この点で、市場は「交換の場」ではありません。価値を公平にやり取りする場所でもありません。相場とは、人が何を恐れ、何を信じ、どこで自分を見失うのかを、結果として示し続ける装置です。
ここまで述べてきたことは、批判ではありません。人間の弱さを嘲笑しているわけでもありません。事実を並べているだけです。市場とは、そういう場所だという事実です。この現実を知ったうえで市場に向き合うのと、知らないまま「合理的な世界」だと思い込んで向き合うのとでは、見えるものがまったく変わってきます。
相場とは、人間の弱さの集積である。それを理解せずに市場に向き合うことは、自分の弱さを知らないまま、戦場に立つことに等しい。
危機に市場混乱が起こる背景
世界を揺るがす出来事が起きるたびに、市場には混乱が訪れます。戦争、災害、政変、不祥事。ニュースは感情的な言葉であふれ、将来への不安が語られ、人々は「市場はどうなるのか」と問い始める。

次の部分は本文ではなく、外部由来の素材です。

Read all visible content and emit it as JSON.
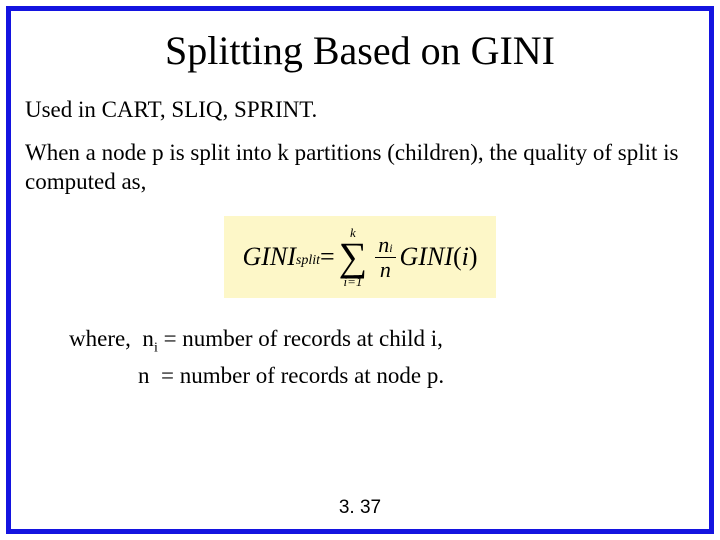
{
  "title": "Splitting Based on GINI",
  "bullet1": "Used in CART, SLIQ, SPRINT.",
  "bullet2": "When a node p is split into k partitions (children), the quality of split is computed as,",
  "formula": {
    "lhs_main": "GINI",
    "lhs_sub": "split",
    "eq": " = ",
    "sum_top": "k",
    "sum_sym": "∑",
    "sum_bot": "i=1",
    "frac_num_var": "n",
    "frac_num_sub": "i",
    "frac_den": "n",
    "rhs_func": "GINI",
    "rhs_arg_open": "(",
    "rhs_arg": "i",
    "rhs_arg_close": ")"
  },
  "where": {
    "line1_pre": "where,  n",
    "line1_sub": "i",
    "line1_post": " = number of records at child i,",
    "line2_pre": "            n  = number of records at node p."
  },
  "page_number": "3. 37"
}
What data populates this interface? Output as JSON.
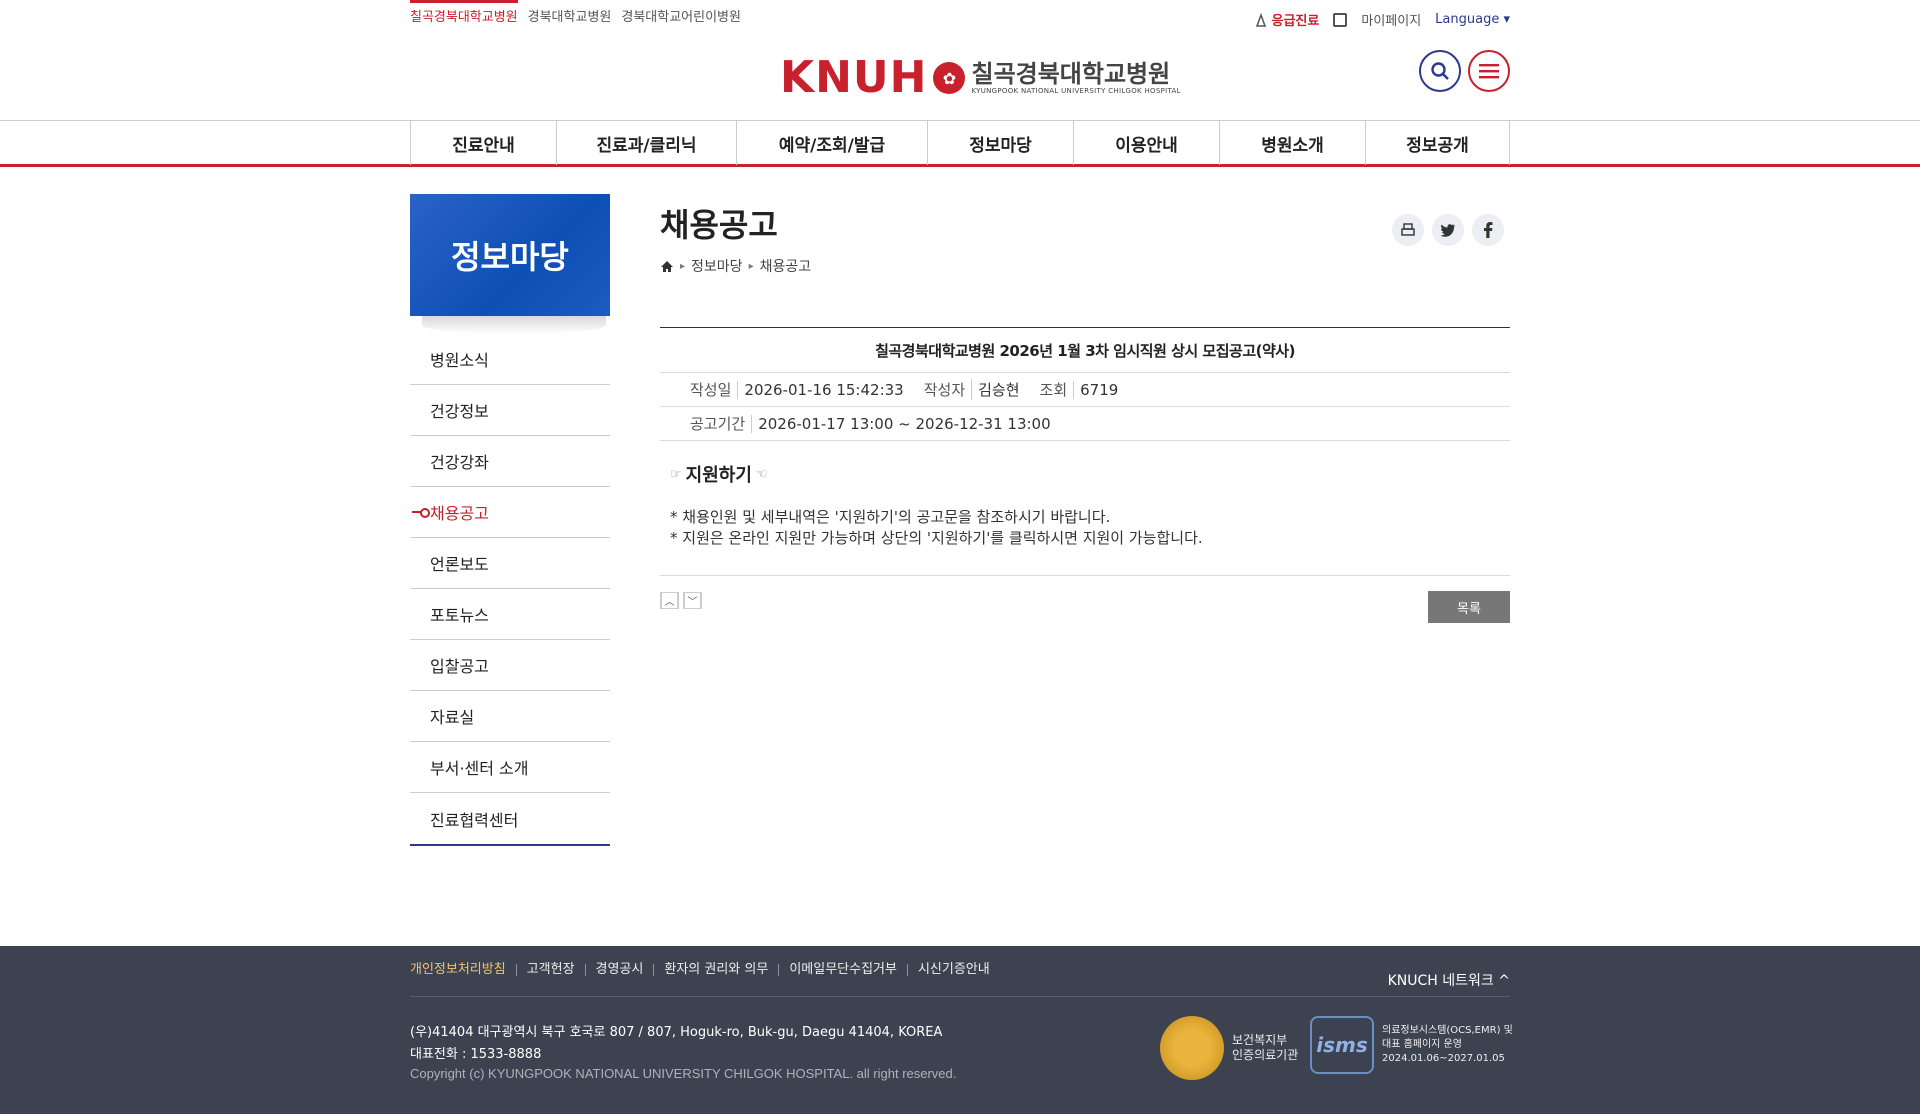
{
  "sites": [
    "칠곡경북대학교병원",
    "경북대학교병원",
    "경북대학교어린이병원"
  ],
  "util": {
    "emergency": "응급진료",
    "mypage": "마이페이지",
    "language": "Language ▾"
  },
  "logo": {
    "mark": "KNUH",
    "name_ko": "칠곡경북대학교병원",
    "name_en": "KYUNGPOOK NATIONAL UNIVERSITY CHILGOK HOSPITAL"
  },
  "gnb": [
    {
      "label": "진료안내",
      "w": 146
    },
    {
      "label": "진료과/클리닉",
      "w": 180
    },
    {
      "label": "예약/조회/발급",
      "w": 191
    },
    {
      "label": "정보마당",
      "w": 146
    },
    {
      "label": "이용안내",
      "w": 146
    },
    {
      "label": "병원소개",
      "w": 146
    },
    {
      "label": "정보공개",
      "w": 144
    }
  ],
  "lnb": {
    "title": "정보마당",
    "items": [
      "병원소식",
      "건강정보",
      "건강강좌",
      "채용공고",
      "언론보도",
      "포토뉴스",
      "입찰공고",
      "자료실",
      "부서·센터 소개",
      "진료협력센터"
    ],
    "active": "채용공고"
  },
  "content": {
    "title": "채용공고",
    "breadcrumb": [
      "정보마당",
      "채용공고"
    ],
    "post_title": "칠곡경북대학교병원 2026년 1월 3차 임시직원 상시 모집공고(약사)",
    "meta": {
      "date_label": "작성일",
      "date": "2026-01-16 15:42:33",
      "author_label": "작성자",
      "author": "김승현",
      "views_label": "조회",
      "views": "6719",
      "period_label": "공고기간",
      "period": "2026-01-17 13:00 ~ 2026-12-31 13:00"
    },
    "apply_title": "지원하기",
    "notices": [
      "* 채용인원 및 세부내역은 '지원하기'의 공고문을 참조하시기 바랍니다.",
      "* 지원은 온라인 지원만 가능하며 상단의 '지원하기'를 클릭하시면 지원이 가능합니다."
    ],
    "list_button": "목록"
  },
  "footer": {
    "links": [
      "개인정보처리방침",
      "고객헌장",
      "경영공시",
      "환자의 권리와 의무",
      "이메일무단수집거부",
      "시신기증안내"
    ],
    "network": "KNUCH 네트워크",
    "address": "(우)41404 대구광역시 북구 호국로 807 / 807, Hoguk-ro, Buk-gu, Daegu 41404, KOREA",
    "phone": "대표전화 : 1533-8888",
    "copyright": "Copyright (c) KYUNGPOOK NATIONAL UNIVERSITY CHILGOK HOSPITAL. all right reserved.",
    "badge1": {
      "l1": "보건복지부",
      "l2": "인증의료기관"
    },
    "badge2": {
      "l1": "의료정보시스템(OCS,EMR) 및",
      "l2": "대표 홈페이지 운영",
      "l3": "2024.01.06~2027.01.05"
    }
  }
}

しかし、その問いの立て方自体が、すでに市場に残る側と、そこから外れていく側を分けています。ウクライナ戦争が始まったとき、多くの人は次のように考えました。
世界は不安定になり、市場は崩れる。人道的な惨状と、経済的な混乱が、直結して語られました。
ところが、一定の時間が経つと、市場の反応は落ち着きを取り戻していきます。悲劇が消えたわけではありません。戦争が終わったわけでもありません。それでも、市場は次の局面へ進んでいく。
ここで市場に残る側がやっていることは、「出来事の評価」ではありません。善悪を測ることでも、被害の大きさを比べることでもない。市場に残る側が最初に行うのは、その出来事をどの枠に押し込めることができるかを判断することです。
それは一時的な混乱なのか。システムの変更を伴うのか。資本の流れを恒常的に変えるのか。それとも、物語として消費されていくのか。この仕分けが終わった瞬間、その出来事は「ニュース」から「条件」へと変わります。